First, inflexible workplaces guarantee that many women will have to cut back on, if not quit, their employment once they have children. The result is a loss of income that produces a bigger wage gap between mothers and childless women than the wage gap between young men and women. This forgone income, the equivalent of a huge "mommy tax," is typically more than $1 million for a college-educated American woman. 

Second, marriage is still not an equal financial partnership. Mothers in forty-seven of the fifty states -- California, Louisiana, and New Mexico are the exceptions -- do not have an unequivocal legal right to half of the family's assets. Nor does a mother's unpaid work entitle her to any ownership of the primary breadwinner's income -- either during marriage or after a divorce. Family income belongs solely to "he who earns it," in the phrase coined by legal scholar Joan Williams. A married mother is a "dependent," and a divorced mother is "given" what a judge decides she and the children "need" of the father's future income.
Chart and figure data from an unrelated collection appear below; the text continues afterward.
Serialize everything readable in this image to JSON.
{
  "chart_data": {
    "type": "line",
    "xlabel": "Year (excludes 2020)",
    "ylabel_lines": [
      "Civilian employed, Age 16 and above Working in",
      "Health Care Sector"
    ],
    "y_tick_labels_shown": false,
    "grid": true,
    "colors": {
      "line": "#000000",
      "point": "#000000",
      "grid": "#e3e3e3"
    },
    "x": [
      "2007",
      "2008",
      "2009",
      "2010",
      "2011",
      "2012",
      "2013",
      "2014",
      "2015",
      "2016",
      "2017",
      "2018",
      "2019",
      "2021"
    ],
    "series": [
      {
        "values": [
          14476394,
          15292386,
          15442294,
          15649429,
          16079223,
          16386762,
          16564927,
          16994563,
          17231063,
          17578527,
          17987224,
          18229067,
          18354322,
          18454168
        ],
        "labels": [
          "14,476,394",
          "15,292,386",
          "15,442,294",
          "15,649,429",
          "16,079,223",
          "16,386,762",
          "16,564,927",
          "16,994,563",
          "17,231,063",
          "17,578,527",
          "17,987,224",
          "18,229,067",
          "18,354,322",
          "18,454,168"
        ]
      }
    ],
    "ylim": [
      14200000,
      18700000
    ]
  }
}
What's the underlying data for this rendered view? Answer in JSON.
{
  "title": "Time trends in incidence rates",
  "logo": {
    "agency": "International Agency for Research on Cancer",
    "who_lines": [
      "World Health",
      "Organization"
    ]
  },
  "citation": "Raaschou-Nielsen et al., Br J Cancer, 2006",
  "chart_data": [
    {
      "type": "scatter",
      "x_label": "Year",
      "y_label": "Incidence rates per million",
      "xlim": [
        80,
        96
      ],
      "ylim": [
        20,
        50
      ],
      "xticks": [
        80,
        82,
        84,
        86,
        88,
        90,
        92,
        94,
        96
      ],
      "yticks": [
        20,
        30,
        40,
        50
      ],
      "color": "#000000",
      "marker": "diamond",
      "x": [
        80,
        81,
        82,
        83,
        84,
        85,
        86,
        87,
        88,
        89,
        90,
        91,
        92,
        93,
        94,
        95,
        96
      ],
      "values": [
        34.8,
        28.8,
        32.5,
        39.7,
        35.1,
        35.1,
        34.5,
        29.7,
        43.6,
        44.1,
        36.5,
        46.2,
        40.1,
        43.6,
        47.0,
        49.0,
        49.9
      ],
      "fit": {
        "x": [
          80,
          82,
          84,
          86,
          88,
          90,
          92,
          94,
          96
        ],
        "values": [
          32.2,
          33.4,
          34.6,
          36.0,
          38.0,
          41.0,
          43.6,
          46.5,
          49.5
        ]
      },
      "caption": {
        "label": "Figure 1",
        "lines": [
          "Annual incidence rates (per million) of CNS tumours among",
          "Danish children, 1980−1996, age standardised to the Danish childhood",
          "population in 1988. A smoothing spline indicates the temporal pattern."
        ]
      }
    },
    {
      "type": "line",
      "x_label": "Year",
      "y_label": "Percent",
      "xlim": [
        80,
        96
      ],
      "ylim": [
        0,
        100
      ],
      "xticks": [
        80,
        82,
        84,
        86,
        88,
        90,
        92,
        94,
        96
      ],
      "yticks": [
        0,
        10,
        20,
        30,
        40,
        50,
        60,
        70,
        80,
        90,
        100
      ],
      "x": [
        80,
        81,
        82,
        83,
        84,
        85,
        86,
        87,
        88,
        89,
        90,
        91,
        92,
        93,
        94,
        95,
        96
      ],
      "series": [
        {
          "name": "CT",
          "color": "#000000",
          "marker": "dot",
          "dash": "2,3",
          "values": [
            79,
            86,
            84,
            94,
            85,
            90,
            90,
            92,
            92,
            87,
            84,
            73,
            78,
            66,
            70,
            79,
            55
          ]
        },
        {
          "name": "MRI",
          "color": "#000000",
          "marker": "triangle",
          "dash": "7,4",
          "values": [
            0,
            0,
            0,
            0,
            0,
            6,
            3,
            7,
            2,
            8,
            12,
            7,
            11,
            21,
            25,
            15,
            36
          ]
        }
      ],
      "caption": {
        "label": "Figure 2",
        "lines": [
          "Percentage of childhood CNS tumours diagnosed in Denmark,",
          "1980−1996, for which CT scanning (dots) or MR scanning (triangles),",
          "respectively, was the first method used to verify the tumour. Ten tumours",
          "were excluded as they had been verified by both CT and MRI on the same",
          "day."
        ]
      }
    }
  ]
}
As a result, the spouse who principally cares for the children -- and the children -- are almost invariably worse off financially after divorce than the spouse who devotes all his energies to a career. 

Third, government social policies don't even define unpaid care of family dependents as work. A family's primary caregiver is not considered a full productive citizen, eligible in her own right for the major social insurance programs. Nannies earn Social Security credits; mothers at home do not. Unless she is otherwise "employed," the primary parent is not entitled to unemployment insurance or workman's compensation. The only safety net for a caregiver who loses her source of support is welfare, and even that is no longer assured.